Once inside the CD you’ll love partying with her pals – a who’s who in the best of Portland blues led by Sonny Hess, who also produced the CD and brought her longtime bandmates Kelly Pierce on drums and Jim Hively on bass. Guest artists include two-time BMA winner Lisa Mann, Peter Dammann, Renato Caranto, Leah Hinchcliff, Ward Griffiths, Bobby Ferrante, and LaRhonda Steele.
She kicks things off with her fan’s favorite “Shade Tree Mechanic” a sexy, playful tune that grabs you by the ears and gives you a shake. She’s naughty, funny and everything your best friend should be. Every song reveals another layer of her deep honeyed voice, with nuance and style that is hers alone. From the classics, “Thrill is Gone” and “Heartache Tonight” to an inventive bluesy rendition of Radiohead’s “Creep” the Lady shows she has what it takes to make the old very new, and the new instantly classic. When she croons “I don’t care if it hurts, I wanna have control” you believe it. And you want more. You get it – by the shovelful. When “Woke Up This Mornin’” comes on, I dare you to keep yourself from singing along with the gospel dished out with incredible backup by LaRhonda Steele, Sonny Hess and Lisa Mann.
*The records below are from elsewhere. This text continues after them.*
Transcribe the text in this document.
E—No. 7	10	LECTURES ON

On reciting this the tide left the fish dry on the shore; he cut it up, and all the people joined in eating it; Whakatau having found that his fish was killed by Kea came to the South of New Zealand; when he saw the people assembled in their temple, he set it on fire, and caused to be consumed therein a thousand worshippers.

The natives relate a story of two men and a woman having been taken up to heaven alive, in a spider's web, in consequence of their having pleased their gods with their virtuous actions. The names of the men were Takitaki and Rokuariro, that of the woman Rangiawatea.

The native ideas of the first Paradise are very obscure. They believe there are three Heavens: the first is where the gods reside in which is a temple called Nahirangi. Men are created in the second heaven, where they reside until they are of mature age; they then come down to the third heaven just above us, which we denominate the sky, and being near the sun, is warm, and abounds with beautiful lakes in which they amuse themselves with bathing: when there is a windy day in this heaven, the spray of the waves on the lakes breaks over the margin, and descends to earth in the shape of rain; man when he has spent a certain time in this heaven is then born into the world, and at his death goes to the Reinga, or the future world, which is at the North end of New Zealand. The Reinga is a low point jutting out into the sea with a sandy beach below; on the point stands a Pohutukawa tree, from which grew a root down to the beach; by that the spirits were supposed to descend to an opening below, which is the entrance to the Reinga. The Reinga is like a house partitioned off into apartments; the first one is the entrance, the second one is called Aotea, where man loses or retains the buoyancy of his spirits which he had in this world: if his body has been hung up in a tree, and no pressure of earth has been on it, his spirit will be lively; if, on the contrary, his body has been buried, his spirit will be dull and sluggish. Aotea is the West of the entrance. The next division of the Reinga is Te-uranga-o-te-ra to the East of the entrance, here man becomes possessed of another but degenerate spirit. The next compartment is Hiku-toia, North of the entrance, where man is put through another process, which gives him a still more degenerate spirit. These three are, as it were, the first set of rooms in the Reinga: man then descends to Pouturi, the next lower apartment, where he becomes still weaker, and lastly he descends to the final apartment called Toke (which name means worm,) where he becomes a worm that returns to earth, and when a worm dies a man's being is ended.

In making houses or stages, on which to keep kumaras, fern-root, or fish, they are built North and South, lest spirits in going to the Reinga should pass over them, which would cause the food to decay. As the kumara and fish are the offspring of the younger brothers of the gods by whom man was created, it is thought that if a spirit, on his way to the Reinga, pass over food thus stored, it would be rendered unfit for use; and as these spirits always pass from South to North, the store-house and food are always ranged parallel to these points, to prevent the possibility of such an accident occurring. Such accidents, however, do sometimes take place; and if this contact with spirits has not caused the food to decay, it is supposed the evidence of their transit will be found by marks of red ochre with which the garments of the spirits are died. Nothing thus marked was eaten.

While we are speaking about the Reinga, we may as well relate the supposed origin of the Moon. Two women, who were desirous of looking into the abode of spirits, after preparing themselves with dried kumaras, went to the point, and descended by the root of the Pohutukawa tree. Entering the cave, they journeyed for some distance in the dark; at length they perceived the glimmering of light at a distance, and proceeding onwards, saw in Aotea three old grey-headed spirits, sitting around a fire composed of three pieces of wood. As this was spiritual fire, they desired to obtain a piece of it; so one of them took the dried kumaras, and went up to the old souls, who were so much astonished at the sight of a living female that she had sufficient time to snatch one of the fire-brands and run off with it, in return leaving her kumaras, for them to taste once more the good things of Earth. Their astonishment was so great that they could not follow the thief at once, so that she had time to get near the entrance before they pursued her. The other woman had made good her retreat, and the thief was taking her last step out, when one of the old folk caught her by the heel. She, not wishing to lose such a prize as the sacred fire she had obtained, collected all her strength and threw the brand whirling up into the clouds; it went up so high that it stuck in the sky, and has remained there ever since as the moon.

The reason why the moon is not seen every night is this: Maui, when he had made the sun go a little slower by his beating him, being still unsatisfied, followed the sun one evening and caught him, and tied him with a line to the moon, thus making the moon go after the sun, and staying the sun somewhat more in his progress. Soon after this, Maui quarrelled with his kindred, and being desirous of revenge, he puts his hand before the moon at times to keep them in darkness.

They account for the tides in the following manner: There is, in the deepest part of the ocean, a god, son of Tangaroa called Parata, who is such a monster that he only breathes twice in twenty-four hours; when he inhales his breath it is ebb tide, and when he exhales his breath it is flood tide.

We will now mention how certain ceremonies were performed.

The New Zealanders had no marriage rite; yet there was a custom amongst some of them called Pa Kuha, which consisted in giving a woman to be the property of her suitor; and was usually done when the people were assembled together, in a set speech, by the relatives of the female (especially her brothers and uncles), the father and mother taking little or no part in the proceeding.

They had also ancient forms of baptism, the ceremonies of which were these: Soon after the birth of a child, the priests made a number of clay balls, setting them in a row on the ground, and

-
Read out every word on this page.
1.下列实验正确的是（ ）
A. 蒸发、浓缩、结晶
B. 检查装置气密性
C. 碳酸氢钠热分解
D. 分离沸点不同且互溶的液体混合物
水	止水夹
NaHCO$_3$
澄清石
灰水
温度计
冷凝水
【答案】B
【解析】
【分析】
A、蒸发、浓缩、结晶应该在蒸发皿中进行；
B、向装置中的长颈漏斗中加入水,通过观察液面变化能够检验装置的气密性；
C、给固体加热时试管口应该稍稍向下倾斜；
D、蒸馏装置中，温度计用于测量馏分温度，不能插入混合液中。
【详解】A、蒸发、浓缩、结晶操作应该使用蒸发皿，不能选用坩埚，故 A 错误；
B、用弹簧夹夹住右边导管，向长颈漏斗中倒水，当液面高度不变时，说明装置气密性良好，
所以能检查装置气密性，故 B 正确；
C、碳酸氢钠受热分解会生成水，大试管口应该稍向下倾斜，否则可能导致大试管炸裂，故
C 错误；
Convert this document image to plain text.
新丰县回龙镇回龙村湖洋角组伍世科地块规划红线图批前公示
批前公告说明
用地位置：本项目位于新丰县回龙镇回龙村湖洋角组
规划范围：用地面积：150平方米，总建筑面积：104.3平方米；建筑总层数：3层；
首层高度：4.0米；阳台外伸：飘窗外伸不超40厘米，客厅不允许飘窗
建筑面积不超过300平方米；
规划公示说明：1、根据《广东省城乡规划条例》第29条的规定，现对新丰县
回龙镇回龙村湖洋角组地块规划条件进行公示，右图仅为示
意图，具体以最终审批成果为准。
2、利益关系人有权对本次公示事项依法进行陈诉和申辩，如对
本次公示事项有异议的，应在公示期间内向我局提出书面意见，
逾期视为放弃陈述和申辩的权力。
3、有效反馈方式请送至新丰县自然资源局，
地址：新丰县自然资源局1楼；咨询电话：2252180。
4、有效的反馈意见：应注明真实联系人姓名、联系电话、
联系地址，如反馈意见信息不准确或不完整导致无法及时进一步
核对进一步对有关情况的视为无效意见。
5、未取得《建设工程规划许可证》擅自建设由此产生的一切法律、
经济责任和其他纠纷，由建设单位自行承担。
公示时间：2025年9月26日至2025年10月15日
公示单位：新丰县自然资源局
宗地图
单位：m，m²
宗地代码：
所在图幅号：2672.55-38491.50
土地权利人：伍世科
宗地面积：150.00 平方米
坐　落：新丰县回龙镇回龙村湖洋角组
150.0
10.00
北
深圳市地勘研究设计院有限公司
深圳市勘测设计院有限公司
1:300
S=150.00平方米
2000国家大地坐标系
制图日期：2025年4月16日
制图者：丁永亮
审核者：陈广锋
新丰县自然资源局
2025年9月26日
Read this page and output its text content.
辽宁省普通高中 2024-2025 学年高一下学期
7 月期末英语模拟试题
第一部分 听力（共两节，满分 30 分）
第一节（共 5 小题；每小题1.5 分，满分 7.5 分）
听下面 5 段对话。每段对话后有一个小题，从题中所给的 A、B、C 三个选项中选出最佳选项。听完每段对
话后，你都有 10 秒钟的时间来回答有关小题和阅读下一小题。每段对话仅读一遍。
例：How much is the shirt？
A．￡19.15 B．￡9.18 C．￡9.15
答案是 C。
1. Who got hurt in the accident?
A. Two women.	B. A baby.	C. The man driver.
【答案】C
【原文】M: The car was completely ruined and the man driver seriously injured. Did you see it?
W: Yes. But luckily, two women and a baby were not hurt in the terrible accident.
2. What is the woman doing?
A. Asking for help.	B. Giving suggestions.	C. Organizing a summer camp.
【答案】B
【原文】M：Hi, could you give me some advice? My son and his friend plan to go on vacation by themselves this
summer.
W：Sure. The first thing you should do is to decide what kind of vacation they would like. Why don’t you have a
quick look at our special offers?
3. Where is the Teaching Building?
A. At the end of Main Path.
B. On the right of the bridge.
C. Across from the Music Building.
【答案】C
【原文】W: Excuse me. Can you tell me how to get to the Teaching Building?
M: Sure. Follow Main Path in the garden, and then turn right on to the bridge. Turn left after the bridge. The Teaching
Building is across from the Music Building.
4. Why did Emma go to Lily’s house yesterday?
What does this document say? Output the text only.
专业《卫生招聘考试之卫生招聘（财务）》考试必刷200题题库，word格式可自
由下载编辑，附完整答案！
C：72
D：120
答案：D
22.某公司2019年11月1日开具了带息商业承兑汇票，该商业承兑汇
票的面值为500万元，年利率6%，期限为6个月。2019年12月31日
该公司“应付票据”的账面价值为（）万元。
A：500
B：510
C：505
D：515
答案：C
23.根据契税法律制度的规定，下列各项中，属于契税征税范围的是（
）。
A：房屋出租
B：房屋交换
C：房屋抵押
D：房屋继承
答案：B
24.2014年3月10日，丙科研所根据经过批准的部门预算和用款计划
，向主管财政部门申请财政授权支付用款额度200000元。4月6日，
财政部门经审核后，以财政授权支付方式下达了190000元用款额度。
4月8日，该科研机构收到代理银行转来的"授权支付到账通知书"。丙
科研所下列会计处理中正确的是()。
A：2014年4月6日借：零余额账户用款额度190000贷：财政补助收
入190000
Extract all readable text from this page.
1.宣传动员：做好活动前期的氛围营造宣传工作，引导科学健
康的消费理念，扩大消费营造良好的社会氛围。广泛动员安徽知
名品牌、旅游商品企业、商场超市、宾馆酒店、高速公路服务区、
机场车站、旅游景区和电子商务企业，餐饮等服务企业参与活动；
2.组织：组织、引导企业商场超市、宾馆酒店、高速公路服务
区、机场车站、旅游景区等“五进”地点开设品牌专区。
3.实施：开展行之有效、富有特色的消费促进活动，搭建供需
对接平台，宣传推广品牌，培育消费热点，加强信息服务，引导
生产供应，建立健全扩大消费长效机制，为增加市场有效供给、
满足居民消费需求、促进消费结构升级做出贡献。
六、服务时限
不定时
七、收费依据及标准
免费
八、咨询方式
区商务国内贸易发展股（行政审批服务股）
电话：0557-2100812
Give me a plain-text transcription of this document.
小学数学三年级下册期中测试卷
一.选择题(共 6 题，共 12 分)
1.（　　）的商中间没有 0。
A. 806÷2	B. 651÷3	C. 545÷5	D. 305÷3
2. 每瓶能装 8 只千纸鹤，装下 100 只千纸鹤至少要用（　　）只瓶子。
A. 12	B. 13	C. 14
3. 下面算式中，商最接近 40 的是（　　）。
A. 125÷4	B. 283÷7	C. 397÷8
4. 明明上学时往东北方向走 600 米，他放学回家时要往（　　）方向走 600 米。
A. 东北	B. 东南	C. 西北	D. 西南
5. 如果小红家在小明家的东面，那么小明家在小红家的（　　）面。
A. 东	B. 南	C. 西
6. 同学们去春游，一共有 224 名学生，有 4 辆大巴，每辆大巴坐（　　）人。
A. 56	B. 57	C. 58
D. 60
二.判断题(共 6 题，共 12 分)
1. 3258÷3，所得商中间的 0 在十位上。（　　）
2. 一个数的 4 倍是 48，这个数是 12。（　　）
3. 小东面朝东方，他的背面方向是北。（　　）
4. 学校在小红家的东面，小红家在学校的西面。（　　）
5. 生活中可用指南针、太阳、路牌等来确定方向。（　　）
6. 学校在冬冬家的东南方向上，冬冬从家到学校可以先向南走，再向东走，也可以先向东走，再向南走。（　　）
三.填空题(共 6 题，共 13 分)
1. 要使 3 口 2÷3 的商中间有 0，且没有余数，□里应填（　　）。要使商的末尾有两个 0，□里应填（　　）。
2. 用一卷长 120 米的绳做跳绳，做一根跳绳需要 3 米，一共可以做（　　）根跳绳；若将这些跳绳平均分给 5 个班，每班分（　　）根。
It gets personal, including some relaxed conversation that opens a window to the long friendship between Hess and True Blue. She says they have a “Sweet Little Angel” watching over them, referring to Paulette Davis, the local blues goddess and central figure in both their lives, who died in an accident in the early 90s as her career was blossoming. She also mentions Paulette in the song “Blues is My Medicine,” and “Any Woman’s Blues” which were both co-written by Hess and Davis. She turns the classic “Drift Away” into a tribute to the friendship she shares with Hess, singing “give me the beat Son” in a way that is affectionate and lovely. It’s the song collaborated on by Hess and True Blue that earns the CD title that will rip your heart out – with the story of childhood abuse and neglect that is the very essence of the blues, and of the rise of strong women from the seeds of misery, sung with tenderness and defiance.
Soul Barin’ Blues is an intimate peek into the lives of women who have lived the blues and found a way to make it sound beautiful, hopeful and a reason to dance. Listening is like making friends with Lady True Blue and her very cool companions. Together they make some music that counts and is well worth the time to listen.